By Kate Hudson.
Is a piece of nuclear double dealing going on? Last summer the government stated that the decision on whether or not to replace Trident would be delayed until 2016. Now, thanks to the good old Freedom of Information legislation, we know that the MoD is currently planning to order quite a bit of the first submarine – and nuclear reactors for three of them – before the 2016 decision is actually taken.
It also seems that construction is planned to start on significant parts of the first submarine ahead of the decision. These will include elements – if not all – of the hull, the propulsion systems, power plant, electrical, combat and life support systems. In fact, that adds up to quite a lot of the first sub.
This is a classic case of saying one thing and doing another – commonly known as double-dealing or being duplicitous. Surely this is unrepresentative of the ‘new politics’ promised by the coalition government? This smacks of getting Trident replacement in through the back door, bypassing proper political processes and making a mockery of any notion of accountability. And where do the Lib Dems stand in this? Last October they pledged that “Trident will not be renewed this parliament – not on a Liberal Democrat watch”. If that claim is to be anything more than a cosmetic sham – or at best the good intentions with which the road to hell is paved – then these multi-million pound orders must not be placed ahead of the next election.
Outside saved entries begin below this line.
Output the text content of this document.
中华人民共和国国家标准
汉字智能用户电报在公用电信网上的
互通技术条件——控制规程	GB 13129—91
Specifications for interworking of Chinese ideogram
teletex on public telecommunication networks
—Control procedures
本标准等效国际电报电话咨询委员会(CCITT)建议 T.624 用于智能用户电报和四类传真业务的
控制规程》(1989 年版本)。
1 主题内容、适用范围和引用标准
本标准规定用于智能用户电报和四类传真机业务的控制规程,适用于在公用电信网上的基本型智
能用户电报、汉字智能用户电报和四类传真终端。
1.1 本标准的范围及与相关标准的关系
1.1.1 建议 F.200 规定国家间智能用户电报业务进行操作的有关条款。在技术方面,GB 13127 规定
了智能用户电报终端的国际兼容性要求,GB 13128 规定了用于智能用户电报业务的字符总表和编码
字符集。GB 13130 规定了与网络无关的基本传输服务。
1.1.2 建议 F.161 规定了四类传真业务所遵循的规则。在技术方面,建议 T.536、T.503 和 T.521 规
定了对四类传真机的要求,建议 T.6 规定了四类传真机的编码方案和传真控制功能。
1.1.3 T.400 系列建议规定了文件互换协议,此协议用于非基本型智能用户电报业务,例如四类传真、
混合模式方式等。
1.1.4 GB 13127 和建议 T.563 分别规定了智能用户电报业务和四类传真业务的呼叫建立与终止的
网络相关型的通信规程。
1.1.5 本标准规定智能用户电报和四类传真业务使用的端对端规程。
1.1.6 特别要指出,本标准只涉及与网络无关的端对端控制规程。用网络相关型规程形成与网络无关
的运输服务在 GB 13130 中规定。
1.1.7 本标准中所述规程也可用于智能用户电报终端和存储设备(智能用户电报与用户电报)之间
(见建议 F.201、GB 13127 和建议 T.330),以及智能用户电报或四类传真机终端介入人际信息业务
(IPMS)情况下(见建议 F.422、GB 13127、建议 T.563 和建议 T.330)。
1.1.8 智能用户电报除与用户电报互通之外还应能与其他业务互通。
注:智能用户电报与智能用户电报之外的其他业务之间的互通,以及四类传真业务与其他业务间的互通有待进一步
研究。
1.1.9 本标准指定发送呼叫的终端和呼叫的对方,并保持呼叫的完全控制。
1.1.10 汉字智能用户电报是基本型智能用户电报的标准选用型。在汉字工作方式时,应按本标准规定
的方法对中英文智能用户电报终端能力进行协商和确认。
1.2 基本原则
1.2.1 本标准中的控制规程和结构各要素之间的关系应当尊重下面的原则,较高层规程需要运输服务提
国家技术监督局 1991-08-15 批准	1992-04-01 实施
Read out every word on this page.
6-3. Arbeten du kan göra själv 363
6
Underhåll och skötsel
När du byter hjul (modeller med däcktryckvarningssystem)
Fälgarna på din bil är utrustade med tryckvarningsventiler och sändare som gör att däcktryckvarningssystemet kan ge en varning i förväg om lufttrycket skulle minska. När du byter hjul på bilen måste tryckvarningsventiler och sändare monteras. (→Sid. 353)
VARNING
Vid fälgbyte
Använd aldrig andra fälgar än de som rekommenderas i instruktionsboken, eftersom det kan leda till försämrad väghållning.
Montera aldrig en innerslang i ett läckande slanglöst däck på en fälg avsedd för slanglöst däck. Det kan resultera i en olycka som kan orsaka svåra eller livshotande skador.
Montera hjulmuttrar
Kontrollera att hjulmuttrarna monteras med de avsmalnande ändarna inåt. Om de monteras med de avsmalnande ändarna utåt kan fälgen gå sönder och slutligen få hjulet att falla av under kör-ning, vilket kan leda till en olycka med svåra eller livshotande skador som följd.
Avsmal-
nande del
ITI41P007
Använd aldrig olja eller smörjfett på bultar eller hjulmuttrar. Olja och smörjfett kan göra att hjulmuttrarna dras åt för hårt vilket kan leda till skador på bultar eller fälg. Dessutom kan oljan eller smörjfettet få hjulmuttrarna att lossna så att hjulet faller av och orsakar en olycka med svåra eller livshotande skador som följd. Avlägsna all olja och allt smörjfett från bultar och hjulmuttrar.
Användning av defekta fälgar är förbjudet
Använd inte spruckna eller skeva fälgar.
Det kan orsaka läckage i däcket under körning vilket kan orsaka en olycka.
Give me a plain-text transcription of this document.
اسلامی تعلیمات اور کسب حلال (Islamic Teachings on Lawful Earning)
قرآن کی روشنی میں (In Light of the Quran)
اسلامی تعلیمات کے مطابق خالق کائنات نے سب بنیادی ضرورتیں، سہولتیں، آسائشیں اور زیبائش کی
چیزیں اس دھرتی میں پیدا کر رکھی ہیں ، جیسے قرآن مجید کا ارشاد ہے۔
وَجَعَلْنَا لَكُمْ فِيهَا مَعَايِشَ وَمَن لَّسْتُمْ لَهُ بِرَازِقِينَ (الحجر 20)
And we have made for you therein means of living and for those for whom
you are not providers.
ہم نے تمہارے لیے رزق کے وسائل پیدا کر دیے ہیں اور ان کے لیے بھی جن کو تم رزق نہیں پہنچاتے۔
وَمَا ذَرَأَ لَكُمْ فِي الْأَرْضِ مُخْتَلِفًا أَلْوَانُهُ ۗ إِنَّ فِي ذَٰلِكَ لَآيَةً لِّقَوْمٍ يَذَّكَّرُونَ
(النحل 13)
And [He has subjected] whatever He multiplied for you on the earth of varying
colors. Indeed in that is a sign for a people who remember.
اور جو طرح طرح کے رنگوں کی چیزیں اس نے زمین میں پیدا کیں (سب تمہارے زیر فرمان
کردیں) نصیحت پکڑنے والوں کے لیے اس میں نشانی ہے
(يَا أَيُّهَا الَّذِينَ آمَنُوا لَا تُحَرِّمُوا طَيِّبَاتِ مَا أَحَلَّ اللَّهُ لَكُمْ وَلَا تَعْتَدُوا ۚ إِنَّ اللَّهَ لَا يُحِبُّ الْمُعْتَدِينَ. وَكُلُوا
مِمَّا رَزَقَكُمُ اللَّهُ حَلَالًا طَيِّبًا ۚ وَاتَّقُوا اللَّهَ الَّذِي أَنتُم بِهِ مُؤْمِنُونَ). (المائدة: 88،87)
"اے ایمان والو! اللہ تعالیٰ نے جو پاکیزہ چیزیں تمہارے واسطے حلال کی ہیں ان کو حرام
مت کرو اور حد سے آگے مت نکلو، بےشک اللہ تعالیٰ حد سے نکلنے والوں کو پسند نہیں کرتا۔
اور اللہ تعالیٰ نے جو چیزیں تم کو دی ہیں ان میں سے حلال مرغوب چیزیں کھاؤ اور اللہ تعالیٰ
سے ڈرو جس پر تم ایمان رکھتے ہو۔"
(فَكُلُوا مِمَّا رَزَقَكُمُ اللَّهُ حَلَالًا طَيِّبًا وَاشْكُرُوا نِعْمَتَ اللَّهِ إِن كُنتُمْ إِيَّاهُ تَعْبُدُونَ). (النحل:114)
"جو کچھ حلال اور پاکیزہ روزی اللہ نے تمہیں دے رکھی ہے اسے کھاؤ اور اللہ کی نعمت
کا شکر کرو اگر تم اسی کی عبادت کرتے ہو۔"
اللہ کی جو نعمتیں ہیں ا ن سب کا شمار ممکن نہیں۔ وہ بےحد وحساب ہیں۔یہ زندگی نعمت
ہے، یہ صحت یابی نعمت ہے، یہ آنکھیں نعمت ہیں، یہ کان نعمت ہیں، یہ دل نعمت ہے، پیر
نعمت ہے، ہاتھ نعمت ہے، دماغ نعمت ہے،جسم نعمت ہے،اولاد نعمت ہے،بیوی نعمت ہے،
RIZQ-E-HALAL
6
So what is really going on? Maybe they just told the public what they want to hear – after all a majority is against Trident; or maybe it reflects differences within government about the future of Britain’s nukes? There are plenty of people in the top of politics who don’t want Trident but don’t want to say it. Or maybe we are seeing commercial and industrial interests taking over?
I am reminded of fiascos like the aircraft carriers where billions are committed to projects that no-one wants or needs but we are stuck with them because of contracts and advance expenditure. It’s like saying we have to go to war because troops have already been sent to the region. This is all clearly a total outrage. It is vital that the government commits to an honest debate and accountable process about the timetable, decision-making, cost and scope of the contracts for Trident replacement. Above all it must provide for a fundamental reappraisal – involving parliamentarians and public – of whether a Cold War nuclear weapons system is necessary for the defence of Britain in the 21st century. If you haven’t already done so, please ask your MP to sign EDM 909 calling for such a Review.
The majority of the population is opposed to Trident. Spending on Trident is a dead-end in every respect. No Trident through the Back Door.